Advisors constantly seek an answer to the questions: “How can I grow faster?” and “How can I increase the value of my practice?” Generally, their focus is on acquisition. However, growth and value are not monolithic concepts. In other words, to achieve a rapid pace of growth it needs to be tackled through multiple facets. Ultimately, growth is a driver of value. However, many practices are not adequately equipped to grow at the rates they are striving for. Technology provides these opportunities. Investing in technology has a demonstrated relationship to higher growth, more affluent clients, increased profits, and increased value.
The rapid pace of technological advancement has provided financial advisors more opportunities to reach a broader client base, manage client relationships more effectively and efficiently. By implementing and effectively utilizing web-based advertising, digital conference rooms, client relationship management (CRM) systems, and billing and portfolio management software, advisory practices of all sizes are able to more closely track their performance and focus their efforts on the market segments they wish to target.
Investments in technology in and of itself will not add to the value of the firm. Use of technology requires investments of time and money to strategize how the technology can be most effectively utilized in the course of business. Technology is a means to an end where, as the data below suggests, an increased online presence, coupled with a non-proprietary CRM system, billing and portfolio software tend to result in higher revenue growth rates, better client management, and ultimately, higher values.
Low-tech practices, on average, sell for less compared to high-tech practices. The value delta between these types of practices has been observed to be as high as 15%. One reason for this is that low-tech practices often struggle to gather basic information about their practice and client base.
Interestingly, high(er)-tech practices consistently report servicing fewer, but more affluent clients when compared to similarly sized low-tech practices. While somewhat counter-intuitive, effective use of CRM’s and other client servicing technology allows for practices to actively manage their client base and focus their time and resources on more profitable clients.
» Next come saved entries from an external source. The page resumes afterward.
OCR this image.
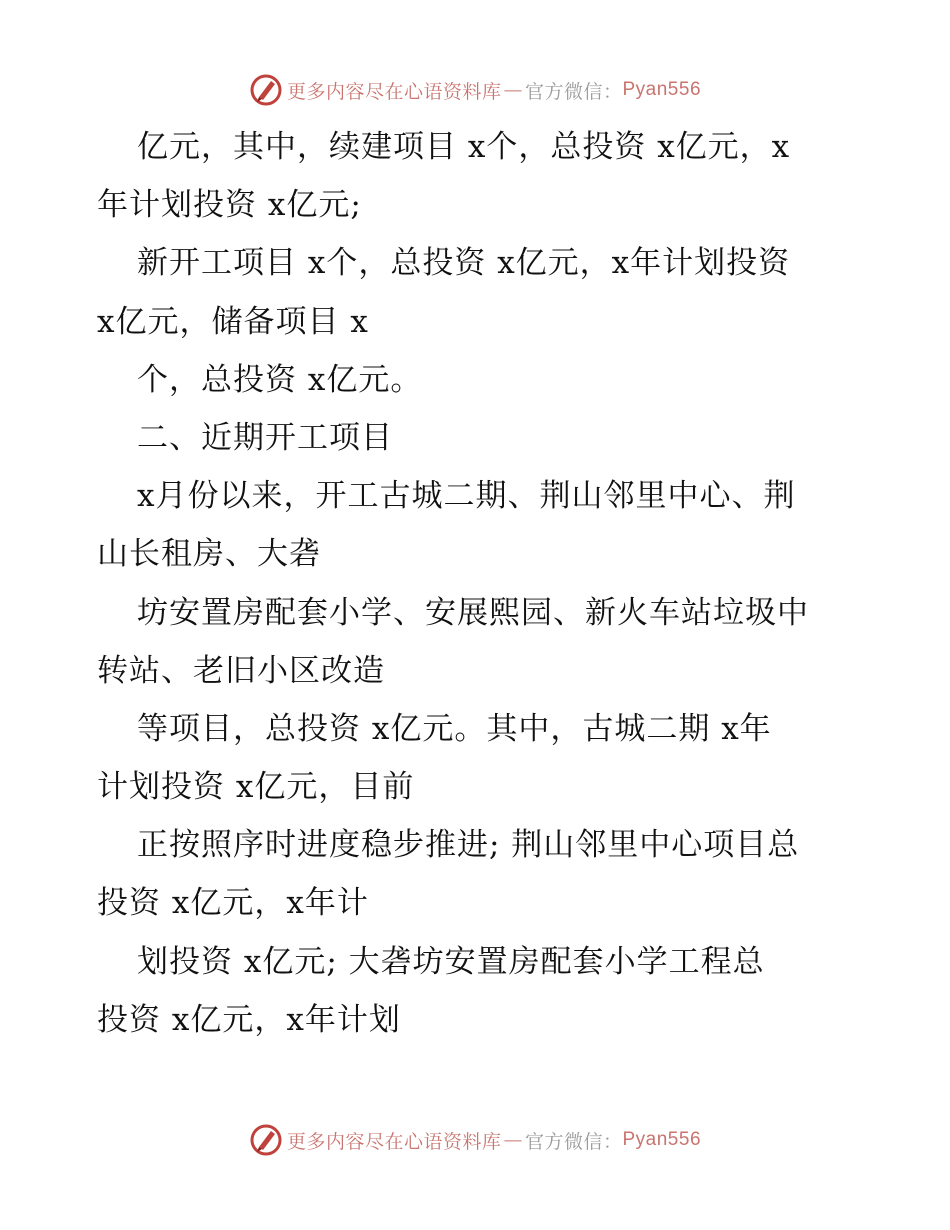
更多内容尽在心语资料库 — 官方微信： Pyan556
亿元，其中，续建项目 x个，总投资 x亿元，x
年计划投资 x亿元;
新开工项目 x个，总投资 x亿元，x年计划投资
x亿元，储备项目 x
个，总投资 x亿元。
二、近期开工项目
x月份以来，开工古城二期、荆山邻里中心、荆
山长租房、大砻
坊安置房配套小学、安展熙园、新火车站垃圾中
转站、老旧小区改造
等项目，总投资 x亿元。其中，古城二期 x年
计划投资 x亿元，目前
正按照序时进度稳步推进; 荆山邻里中心项目总
投资 x亿元，x年计
划投资 x亿元; 大砻坊安置房配套小学工程总
投资 x亿元，x年计划
更多内容尽在心语资料库 — 官方微信： Pyan556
Servicing fewer, more affluent clients allows other efficiencies to be gained, including the ability to increase profitability. The largest expense for most, if not all, advisory practices is payroll. By successfully incorporating technology into an advisory practice and utilizing a CRM to track and monitor client contact and systematize certain other forms of communication, practices are able to strategically grow their bottom-line profits. On average, high-tech practices, report lower payroll expenses (25%), as a percentage of their total revenue when compared to low-tech practices.
Regular investments of time and money in technology can pay off in the long run. Having an online presence and embracing digital meetings/conferences can increase a practice's market share and assist in servicing clients in other states/regions. Use of a CRM can help advisors stay on top of important tasks, provide reminders to follow up with specific clients at specific times, and offers a central location to store the copious notes about each client. Cumulatively, strategically and effectively utilized technology can unlock a practice's growth potential and profitability.